Understanding the Defined Benefit 2018 Changes
Since 1969 the Free Methodist Church – USA has provided a denominational pension plan. Since that time, it has been the continual goal of the Benefits Committee and the BOA to keep focused on the participants’ best interests and to continually improve benefits as plan funds allow. In doing this, we must count on the contributions from the churches (employers) to support the funds, as well as the investments to sustain the plan for all who are enrolled. Overall, constantly balancing the benefits provided and the long term financial sustainability of the plan.
Things that have impacted the sustainability of our plan:
- Fewer pastors are coming into ministry and more are bi-vocational.
- The investment market has been up and down, and there have been several low return years.
- People are living longer. A good thing overall and is a factor for the plan.
- Contributions have been assessed lower throughout our history than other denominational plans. Many other denominations have the same challenges as we do. We meet with the Church Benefits Association annually and compare statistics and benefit plans. We are not alone in making adjustments within our pension plan. The 13.5 percent for the pension contribution is similar to what other denominations assess their churches.

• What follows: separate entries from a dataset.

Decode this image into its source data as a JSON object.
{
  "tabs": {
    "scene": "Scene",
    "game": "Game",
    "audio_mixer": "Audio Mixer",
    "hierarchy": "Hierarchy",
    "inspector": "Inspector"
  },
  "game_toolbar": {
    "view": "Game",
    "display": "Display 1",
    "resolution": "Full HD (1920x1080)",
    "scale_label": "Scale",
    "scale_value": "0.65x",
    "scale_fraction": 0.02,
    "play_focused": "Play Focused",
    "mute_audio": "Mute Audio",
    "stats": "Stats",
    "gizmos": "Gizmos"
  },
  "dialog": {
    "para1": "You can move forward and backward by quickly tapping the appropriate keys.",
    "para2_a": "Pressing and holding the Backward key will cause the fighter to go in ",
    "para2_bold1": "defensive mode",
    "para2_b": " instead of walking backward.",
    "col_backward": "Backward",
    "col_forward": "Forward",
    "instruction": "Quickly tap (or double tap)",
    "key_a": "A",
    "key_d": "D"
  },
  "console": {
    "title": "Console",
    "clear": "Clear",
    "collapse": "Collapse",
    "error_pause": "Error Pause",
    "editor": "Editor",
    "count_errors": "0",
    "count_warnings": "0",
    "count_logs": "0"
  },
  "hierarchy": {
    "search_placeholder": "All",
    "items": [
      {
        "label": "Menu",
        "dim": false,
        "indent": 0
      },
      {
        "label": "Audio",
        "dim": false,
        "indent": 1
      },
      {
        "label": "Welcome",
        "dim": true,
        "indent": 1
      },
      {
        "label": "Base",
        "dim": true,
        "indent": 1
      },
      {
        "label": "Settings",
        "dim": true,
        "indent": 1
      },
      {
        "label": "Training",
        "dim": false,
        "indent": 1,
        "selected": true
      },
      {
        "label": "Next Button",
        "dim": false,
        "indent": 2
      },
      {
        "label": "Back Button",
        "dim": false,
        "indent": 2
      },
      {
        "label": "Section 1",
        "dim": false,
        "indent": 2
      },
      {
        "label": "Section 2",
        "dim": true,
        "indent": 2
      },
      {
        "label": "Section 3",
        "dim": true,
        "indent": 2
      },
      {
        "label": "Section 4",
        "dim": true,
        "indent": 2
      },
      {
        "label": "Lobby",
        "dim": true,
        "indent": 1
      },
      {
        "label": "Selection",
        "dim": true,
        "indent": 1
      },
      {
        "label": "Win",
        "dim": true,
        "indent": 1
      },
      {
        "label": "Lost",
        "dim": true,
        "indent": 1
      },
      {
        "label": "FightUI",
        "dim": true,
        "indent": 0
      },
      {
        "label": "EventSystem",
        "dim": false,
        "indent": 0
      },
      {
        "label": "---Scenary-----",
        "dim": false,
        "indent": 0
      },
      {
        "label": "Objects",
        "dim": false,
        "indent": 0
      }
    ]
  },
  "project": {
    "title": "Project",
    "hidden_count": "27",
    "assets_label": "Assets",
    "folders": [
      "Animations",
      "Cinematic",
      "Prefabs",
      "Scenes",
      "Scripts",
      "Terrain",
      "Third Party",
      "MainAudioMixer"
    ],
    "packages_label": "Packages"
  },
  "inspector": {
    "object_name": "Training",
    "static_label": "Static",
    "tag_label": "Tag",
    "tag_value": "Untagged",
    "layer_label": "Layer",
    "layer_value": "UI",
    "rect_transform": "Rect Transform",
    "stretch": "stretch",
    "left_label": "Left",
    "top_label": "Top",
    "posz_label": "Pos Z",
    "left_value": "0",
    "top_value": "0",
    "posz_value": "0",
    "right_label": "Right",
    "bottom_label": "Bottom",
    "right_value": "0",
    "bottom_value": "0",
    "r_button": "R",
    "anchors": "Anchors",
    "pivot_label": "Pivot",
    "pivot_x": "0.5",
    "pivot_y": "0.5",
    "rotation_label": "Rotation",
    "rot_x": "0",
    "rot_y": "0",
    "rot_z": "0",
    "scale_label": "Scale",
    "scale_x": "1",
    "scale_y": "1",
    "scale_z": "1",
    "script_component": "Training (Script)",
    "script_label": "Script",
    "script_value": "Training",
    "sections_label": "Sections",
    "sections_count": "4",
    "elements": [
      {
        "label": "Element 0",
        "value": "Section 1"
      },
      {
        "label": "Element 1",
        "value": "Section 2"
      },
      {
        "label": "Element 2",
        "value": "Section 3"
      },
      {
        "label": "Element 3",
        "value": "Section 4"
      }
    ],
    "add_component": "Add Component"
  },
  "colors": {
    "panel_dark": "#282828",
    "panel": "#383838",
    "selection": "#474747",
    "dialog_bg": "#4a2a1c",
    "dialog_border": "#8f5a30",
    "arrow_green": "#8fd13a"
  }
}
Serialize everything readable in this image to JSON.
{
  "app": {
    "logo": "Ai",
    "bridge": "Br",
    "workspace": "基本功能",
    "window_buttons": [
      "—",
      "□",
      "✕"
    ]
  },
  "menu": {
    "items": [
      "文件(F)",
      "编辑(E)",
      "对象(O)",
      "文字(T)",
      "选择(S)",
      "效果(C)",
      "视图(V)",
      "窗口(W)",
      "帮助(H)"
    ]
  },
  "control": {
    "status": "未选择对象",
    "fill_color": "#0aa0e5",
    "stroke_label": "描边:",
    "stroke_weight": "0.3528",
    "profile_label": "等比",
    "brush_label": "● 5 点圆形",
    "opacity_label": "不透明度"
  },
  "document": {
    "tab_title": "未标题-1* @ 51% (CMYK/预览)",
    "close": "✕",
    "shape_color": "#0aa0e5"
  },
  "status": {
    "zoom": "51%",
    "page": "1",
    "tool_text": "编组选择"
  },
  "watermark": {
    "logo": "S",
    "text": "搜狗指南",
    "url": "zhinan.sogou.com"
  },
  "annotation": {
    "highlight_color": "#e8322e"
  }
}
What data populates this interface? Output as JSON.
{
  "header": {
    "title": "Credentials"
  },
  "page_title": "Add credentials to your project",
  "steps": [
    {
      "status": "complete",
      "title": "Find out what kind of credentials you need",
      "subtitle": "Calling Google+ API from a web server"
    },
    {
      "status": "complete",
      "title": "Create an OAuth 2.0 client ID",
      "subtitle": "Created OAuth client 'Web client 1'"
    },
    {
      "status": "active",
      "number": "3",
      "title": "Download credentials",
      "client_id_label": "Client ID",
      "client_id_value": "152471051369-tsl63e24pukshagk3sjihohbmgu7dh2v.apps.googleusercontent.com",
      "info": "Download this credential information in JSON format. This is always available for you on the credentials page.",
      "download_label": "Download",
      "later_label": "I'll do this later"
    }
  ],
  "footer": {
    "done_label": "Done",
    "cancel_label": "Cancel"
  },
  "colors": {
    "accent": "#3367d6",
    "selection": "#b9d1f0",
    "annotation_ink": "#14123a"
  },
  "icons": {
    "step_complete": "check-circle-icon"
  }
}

There is constant analysis and attention on the impact of the activity in our plan. For that we have fully utilized the services of our actuary, our auditors, our investment managers, as well as staff that hear from and serve our plan participants. It takes all these groups, along with the Benefits Committee, to manage and handle the pension funds according to the plan guidelines and objectives.
The purpose of the program was designed to provide workers and their beneficiaries a secure source of retirement. As the benefits gradually grow, and the group changes in demographics, there are times that things such as the contribution rate, benefit formula, mortality tables, retirement age, and investment goals must be changed along the way. By doing this, the plan’s sustainability will be maintained to serve all those enrolled when retirement time comes.
The following graphs are a snapshot of the plan’s position as of December 2017 before the plan changed the benefit formula from 1.85 to 1.50 percent, the 13.5 percent contribution amount as of January 2018, and the Normal Retirement Age to 67 as of January 2021. The graph reflects the contribution rates that were looked at, with consideration of a 2 percent population decrease, and future investment returns. Notice the position of the black line, that was the prior 10.5 percent contribution rate, and where the fund ends turning downward. In looking at the current 13.5 percent contribution rate with a Normal Retirement Age of 67, this arrangement gives our plan adequate sustainability.
With consideration of the above bullet points, and the many challenges of pension plans throughout our country, this led the Benefits Committee and the BOA to the changes that were effective with 2018.
Our Defined Benefit Plan has served our participants well in providing retirement, death, and disability benefits. It clearly takes the guesswork out of retirement income because employees, and their beneficiary, will know they will receive a predetermined payment each month at the time of retirement. The pension plan will continue to be carefully monitored each year to insure participants will have a benefit to support them in their retirement years.